Implementation challenges

Once investors make the strategic asset allocation decision to invest in listed infrastructure, crucial implementation decisions follow. There is, for instance, significant dispersion in the performance delivered by different asset managers in this space. Here are some key areas to consider within strategy selection and manager due diligence:

1) Differences in portfolio composition

When depicting the listed infrastructure manager universe, there are two distinct camps: one comprising managers based in the USA (typically branching out from REITs managers); the other featuring managers based in Australia or Europe that typically provide investors with developed exposures in unlisted infrastructure.

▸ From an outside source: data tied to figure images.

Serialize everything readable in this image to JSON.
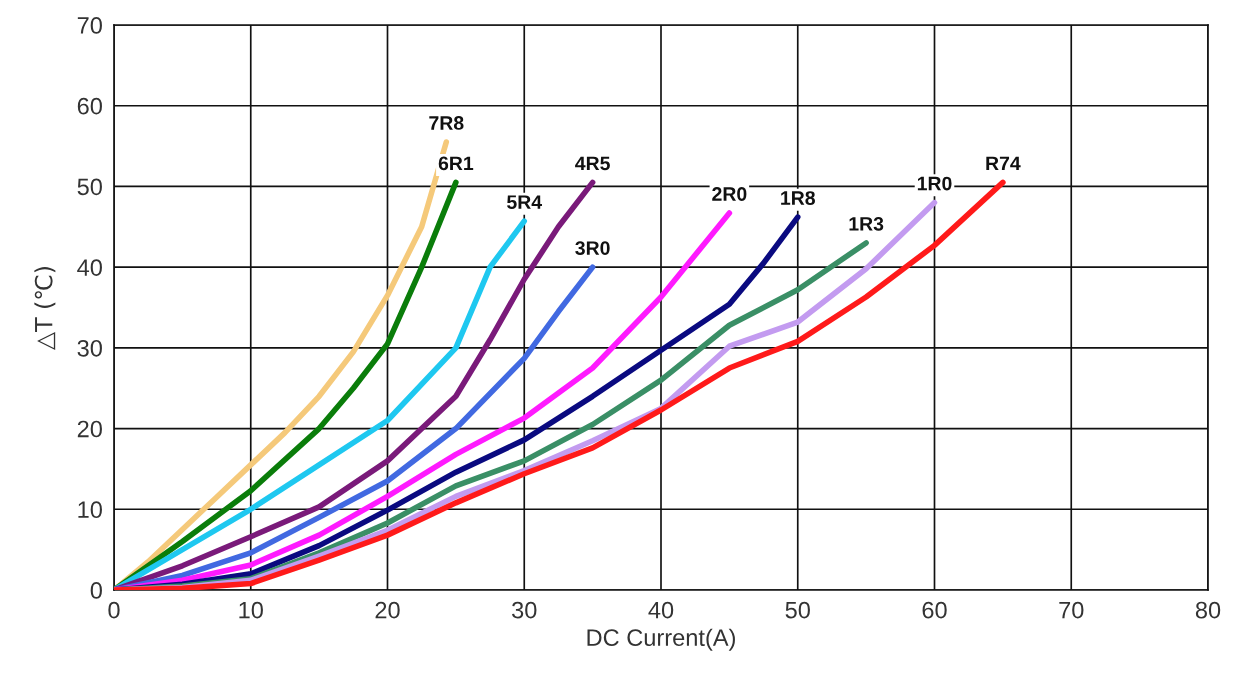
{
  "chart_data": {
    "type": "line",
    "xlabel": "DC Current(A)",
    "ylabel": "△T (℃)",
    "xlim": [
      0,
      80
    ],
    "xticks": [
      0,
      10,
      20,
      30,
      40,
      50,
      60,
      70,
      80
    ],
    "ylim": [
      0,
      70
    ],
    "yticks": [
      0,
      10,
      20,
      30,
      40,
      50,
      60,
      70
    ],
    "grid": true,
    "legend": false,
    "line_style": "solid",
    "marker": "none",
    "series": [
      {
        "name": "7R8",
        "color": "#f5c97a",
        "x": [
          0,
          2.5,
          5,
          7.5,
          10,
          12.5,
          15,
          17.5,
          20,
          22.5,
          24.3
        ],
        "values": [
          0,
          3.5,
          7.5,
          11.5,
          15.5,
          19.5,
          24,
          29.5,
          36.5,
          45,
          55.5
        ]
      },
      {
        "name": "6R1",
        "color": "#0a7d0a",
        "x": [
          0,
          5,
          10,
          15,
          17.5,
          20,
          22.5,
          25
        ],
        "values": [
          0,
          6,
          12.3,
          20,
          25,
          30.5,
          40,
          50.5
        ]
      },
      {
        "name": "5R4",
        "color": "#1ec8f0",
        "x": [
          0,
          5,
          10,
          15,
          20,
          25,
          27.5,
          30
        ],
        "values": [
          0,
          5,
          10,
          15.5,
          21,
          30,
          40,
          45.7
        ]
      },
      {
        "name": "4R5",
        "color": "#7a1a7a",
        "x": [
          0,
          5,
          10,
          15,
          20,
          25,
          27.5,
          30,
          32.5,
          35
        ],
        "values": [
          0,
          3,
          6.6,
          10.3,
          16,
          24,
          31,
          38.5,
          45,
          50.5
        ]
      },
      {
        "name": "3R0",
        "color": "#4169e1",
        "x": [
          0,
          5,
          10,
          15,
          20,
          25,
          30,
          32.5,
          35
        ],
        "values": [
          0,
          1.8,
          4.6,
          9,
          13.5,
          20,
          28.7,
          34.5,
          40
        ]
      },
      {
        "name": "2R0",
        "color": "#ff1aff",
        "x": [
          0,
          5,
          10,
          15,
          20,
          25,
          30,
          35,
          40,
          42.5,
          45
        ],
        "values": [
          0,
          1.2,
          3.1,
          6.8,
          11.6,
          16.8,
          21.3,
          27.5,
          36.3,
          41.5,
          46.7
        ]
      },
      {
        "name": "1R8",
        "color": "#0a0a80",
        "x": [
          0,
          5,
          10,
          15,
          20,
          25,
          30,
          35,
          40,
          45,
          47.5,
          50
        ],
        "values": [
          0,
          0.7,
          2,
          5.5,
          9.9,
          14.6,
          18.6,
          24,
          29.7,
          35.4,
          40.5,
          46.2
        ]
      },
      {
        "name": "1R3",
        "color": "#3a8f66",
        "x": [
          0,
          5,
          10,
          15,
          20,
          25,
          30,
          35,
          40,
          45,
          50,
          55
        ],
        "values": [
          0,
          0.5,
          1.4,
          4.6,
          8.3,
          12.9,
          16,
          20.5,
          26,
          32.8,
          37.2,
          43
        ]
      },
      {
        "name": "1R0",
        "color": "#c39bf0",
        "x": [
          0,
          5,
          10,
          15,
          20,
          25,
          30,
          35,
          40,
          45,
          50,
          55,
          60
        ],
        "values": [
          0,
          0.3,
          1.2,
          4.2,
          7.4,
          11.6,
          14.8,
          18.5,
          22.5,
          30.2,
          33.2,
          39.8,
          48
        ]
      },
      {
        "name": "R74",
        "color": "#ff1a1a",
        "x": [
          0,
          5,
          10,
          15,
          20,
          25,
          30,
          35,
          40,
          45,
          50,
          55,
          60,
          65
        ],
        "values": [
          0,
          0.2,
          0.8,
          3.7,
          6.8,
          10.8,
          14.4,
          17.6,
          22.3,
          27.5,
          30.8,
          36.3,
          42.7,
          50.5
        ]
      }
    ]
  }
}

As such, approaches to portfolio construction may vary: the former group, for instance, have greater exposure to the energy and railroad sectors which underpin a large proportion of the investible universe in North America. Some firms are even able to offer different investment options to investors, covering income and balanced (income/growth) outcomes. It’s worth noting that we also observe products combining listed infrastructure with REITs in one offering (The Rise of Listed Infrastructure and REITs, 2020).

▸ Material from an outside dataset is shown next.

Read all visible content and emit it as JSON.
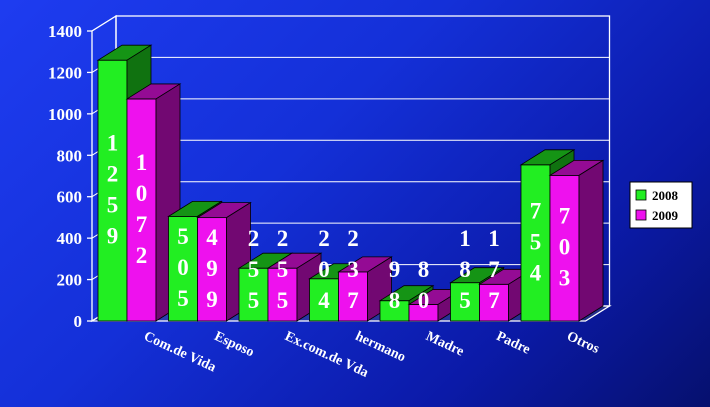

2) Understanding and selecting benchmarks

The main benchmarks still differ considerably in terms of breadth and sector exposure. Some funds, particularly the more mature ones, benchmark against the S&P listed infrastructure index, which is relatively narrow (75 stocks globally) and skewed towards utilities. Other funds use the broader Dow Jones Brookfield Global Infrastructure Index (over 100 stocks), which focuses more on companies’ exposure to infrastructure in terms of underlying revenues, or the even larger FTSE index containing approximately 200 companies worldwide. More recently, the GLIO index was established in 2016 in consultation with listed infrastructure managers. The GLIO index is also steered by a specialist advisory committee which helps the index adapt over time in line with market developments which is essential to accurately track the asset class.

Each benchmark is unique and has its own limitations: it is crucial to scrutinise the choice of yardstick, validate its rationale in relation to the investment strategy, and appreciate the implications for performance measurement, risk management and compensation.

A minority of managers do not use a listed infrastructure benchmark at all, instead opting for an absolute return or inflation-plus-X% target – an approach which is more aligned with unlisted infrastructure investments.

3. Scrutinizing performance

While most infrastructure managers have beaten their chosen benchmarks in recent years, closer examination reveals that much of the outperformance has been the result of exposure to stocks outside of the chosen benchmark: many funds have off-benchmark exposures of 20-30%; for others the figure is as high as 60%.

Demand on the rise?

The tailwinds are now firmly in place for rising demand for listed infrastructure among investors in 2021, following a notably subdued 2020. The core tenets of this strategy remain clear and relevant amid current conditions. For investors that do decide to implement investments in this space for the first time, thoughtful deployment within a diverse universe of strategies will be key to success.



This commentary is for institutional investors classified as Professional Clients as per FCA handbook rules COBS 3.5R. It does not constitute investment research, a financial promotion or a recommendation of any instrument, strategy or provider. The accuracy of information obtained from third parties has not been independently verified. Opinions not guarantees: the findings and opinions expressed herein are the intellectual property of bfinance and are subject to change; they are not intended to convey any guarantees as to the future performance of the investment products, asset classes, or capital markets discussed. The value of investments can go down as well as up.